Highlights & Insights¶
- VAE-style knowledge refinement serves as the core innovation. Guiding the prior with the posterior distribution to learn to filter out irrelevant retrieved knowledge is more principled than simple attention-based filtering.
- The multi-component dynamic prompt design offers valuable insights: modularizing different types of information (instructions, history, evidence, exemplars) allows each module to be optimized independently.
- The frequency iterative filtering of the Triplet Filter is simple yet effective—high-frequency entities tend to be more central, naturally screened out via an increasing frequency threshold.
- The three-step alignment of the Demo Selector (entity \(\rightarrow\) similarity \(\rightarrow\) span) ensures semantic relevance while keeping the prompt length under control.
Limitations & Future Work¶
- The BLEU score of MedRef on KaMed is slightly lower than those of HuatuoGPT-II and GPT-4o. The authors attribute this to the high complexity of KaMed spanning over 100 departments, which also indicates the limitations of this method in dealing with ultra-large-scale knowledge bases.

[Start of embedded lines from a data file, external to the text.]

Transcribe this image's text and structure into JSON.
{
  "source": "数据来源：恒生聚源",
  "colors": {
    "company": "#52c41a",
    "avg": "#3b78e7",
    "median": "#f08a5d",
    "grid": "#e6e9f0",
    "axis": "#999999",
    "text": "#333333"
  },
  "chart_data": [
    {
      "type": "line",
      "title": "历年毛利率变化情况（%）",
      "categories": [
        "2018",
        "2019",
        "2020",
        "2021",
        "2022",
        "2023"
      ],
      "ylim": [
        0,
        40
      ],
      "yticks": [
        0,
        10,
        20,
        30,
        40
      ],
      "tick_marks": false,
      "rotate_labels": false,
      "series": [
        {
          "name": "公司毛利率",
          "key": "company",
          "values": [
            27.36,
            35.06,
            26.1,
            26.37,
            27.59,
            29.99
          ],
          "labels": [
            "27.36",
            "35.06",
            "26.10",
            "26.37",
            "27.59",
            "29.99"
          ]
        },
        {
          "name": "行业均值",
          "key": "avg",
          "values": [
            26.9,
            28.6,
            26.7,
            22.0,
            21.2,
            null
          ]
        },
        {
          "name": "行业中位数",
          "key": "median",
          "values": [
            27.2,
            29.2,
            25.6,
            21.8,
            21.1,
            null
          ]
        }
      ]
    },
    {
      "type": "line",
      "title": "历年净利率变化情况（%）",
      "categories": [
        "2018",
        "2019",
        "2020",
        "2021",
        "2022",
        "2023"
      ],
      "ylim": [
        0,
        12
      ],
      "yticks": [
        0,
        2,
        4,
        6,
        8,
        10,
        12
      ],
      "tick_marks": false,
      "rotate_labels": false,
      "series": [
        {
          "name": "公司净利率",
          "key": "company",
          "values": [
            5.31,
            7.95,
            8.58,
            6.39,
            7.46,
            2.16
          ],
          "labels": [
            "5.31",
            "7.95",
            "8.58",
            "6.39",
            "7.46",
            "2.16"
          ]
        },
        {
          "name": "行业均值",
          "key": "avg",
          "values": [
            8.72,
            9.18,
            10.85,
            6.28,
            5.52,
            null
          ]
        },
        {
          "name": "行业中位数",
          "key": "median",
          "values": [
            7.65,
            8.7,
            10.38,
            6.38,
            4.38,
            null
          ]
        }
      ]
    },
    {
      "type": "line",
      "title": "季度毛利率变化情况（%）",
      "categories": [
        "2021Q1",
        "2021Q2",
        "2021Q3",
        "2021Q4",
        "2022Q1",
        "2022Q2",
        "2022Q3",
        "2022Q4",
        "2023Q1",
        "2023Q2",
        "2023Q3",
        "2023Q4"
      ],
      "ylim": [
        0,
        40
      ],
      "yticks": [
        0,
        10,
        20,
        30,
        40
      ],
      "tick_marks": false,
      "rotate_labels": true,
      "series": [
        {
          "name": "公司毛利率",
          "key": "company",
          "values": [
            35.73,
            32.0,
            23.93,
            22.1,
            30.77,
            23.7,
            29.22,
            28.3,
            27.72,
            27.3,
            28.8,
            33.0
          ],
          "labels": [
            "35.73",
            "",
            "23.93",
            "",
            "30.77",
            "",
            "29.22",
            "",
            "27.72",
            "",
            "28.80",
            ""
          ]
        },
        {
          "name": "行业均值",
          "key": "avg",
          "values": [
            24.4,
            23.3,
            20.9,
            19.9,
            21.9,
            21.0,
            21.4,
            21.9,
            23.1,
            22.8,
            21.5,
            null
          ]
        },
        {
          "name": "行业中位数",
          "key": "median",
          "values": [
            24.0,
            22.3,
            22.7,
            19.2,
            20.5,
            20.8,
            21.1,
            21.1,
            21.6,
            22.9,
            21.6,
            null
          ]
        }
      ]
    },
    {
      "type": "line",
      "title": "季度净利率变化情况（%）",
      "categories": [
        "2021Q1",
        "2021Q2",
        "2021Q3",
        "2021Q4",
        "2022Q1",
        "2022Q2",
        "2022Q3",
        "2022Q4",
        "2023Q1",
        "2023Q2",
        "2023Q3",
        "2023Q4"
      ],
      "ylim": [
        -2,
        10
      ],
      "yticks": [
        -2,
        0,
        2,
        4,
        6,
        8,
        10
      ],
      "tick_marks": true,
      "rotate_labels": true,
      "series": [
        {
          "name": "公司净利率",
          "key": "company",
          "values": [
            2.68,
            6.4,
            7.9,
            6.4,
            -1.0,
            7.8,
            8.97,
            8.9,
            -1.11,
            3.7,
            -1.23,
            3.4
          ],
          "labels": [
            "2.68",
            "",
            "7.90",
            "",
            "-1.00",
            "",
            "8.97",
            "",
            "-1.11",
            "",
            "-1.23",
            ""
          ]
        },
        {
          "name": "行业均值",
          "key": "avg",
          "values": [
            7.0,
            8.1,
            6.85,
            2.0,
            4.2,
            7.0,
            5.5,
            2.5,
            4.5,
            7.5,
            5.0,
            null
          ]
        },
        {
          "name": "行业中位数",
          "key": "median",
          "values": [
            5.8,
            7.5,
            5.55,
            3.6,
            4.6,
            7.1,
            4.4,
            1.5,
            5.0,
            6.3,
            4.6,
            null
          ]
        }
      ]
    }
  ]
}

- The system relies on CMeKG (Chinese Medical Knowledge Graph); migrating to English scenarios requires replacing the underlying knowledge source.
- The two-stage training pipeline is complex. Training the prediction and generation modules separately may not represent the optimal end-to-end framework.
- The Demo Selector requires pre-indexing dialogue instances in the training set; retrieval efficiency during online inference is not discussed.
- Generalization capabilities on open-domain medical questions are not evaluated.
Related Work & Insights¶
- DFMed (Xu et al., 2023) is the primary baseline for comparison; MedRef incorporates knowledge refinement and dynamic prompts on top of it.
- VRBot (Li et al., 2021) models patient states and physician actions, whereas MedRef further refines retrievals from the knowledge graph.
- The idea in MedPIR (Zhao et al., 2022) of recalling vital information as prefixes echoes the prompt design philosophy of MedRef.
- Insight: In knowledge-graph-augmented generation, "post-retrieval refinement" is far more critical than "direct retrieval."
Rating¶
- Novelty: ⭐⭐⭐⭐ — The VAE modeling for knowledge refinement and the three-step demo selection offer decent originality.
- Experimental Thoroughness: ⭐⭐⭐⭐ — Highly thorough evaluation over two datasets, exhaustive ablations, human evaluations, and case studies.
- Writing Quality: ⭐⭐⭐⭐ — Clear layout, rigorous mathematical formulation, and convincing case analysis.
- Value: ⭐⭐⭐⭐ — Holds practical value for medical dialogue systems; source code is open-sourced.